Said Gellad: “If the NIH is telling you the original endpoint was also clearly in favor of remdesivir, then the endpoint change is clearly less of an issue.”

  • Great reporting, Matt— on a somewhat arcane, but crucial, aspect of clinical trial integrity. Your “pool”/(billiards) and “darts” analogies were great! It would be interesting to know what motivated this new modeling, and the sudden epiphany that the numeric ratings scale wouldn’t work (although it did…) Ideally, there would be a solid chain of logic unrelated to the trial itself. “Peeking” at the data and making design adjustments typically follows a prespecified “interim analysis” and involves a statistical penalty for the same reasons that you mention. That does not appear to be what happened here. Bottom line, I guess: It doesn’t “look good”, but it’s not the worst thing either, given the explanation of the circumstances.

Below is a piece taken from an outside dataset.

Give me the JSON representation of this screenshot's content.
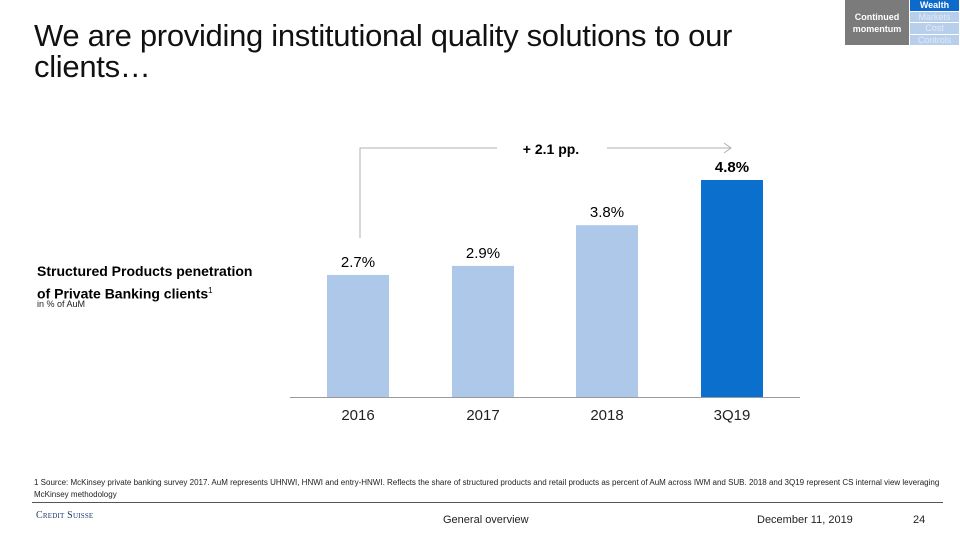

  • I don’t have a problem with them changing the endpoint, particularly since this was done well in advance of unblinding, and especially since the new endpoint is still something useful: time to hospital discharge. If they’d picked, for example, viral load, I would have deemed this study essentially worthless from a clinical perspective. But the data as presented – shorter hospital stay, trending improvement in mortality – are a decent ‘base hit,’ and base hits often win games.

  • Lets not use this drug. It raises liver enzymes and has a possibility of liver failure . Hydrochloriqune seems like a better choice . Lets not worry about making money on a new drug for once and pick the best choice instead.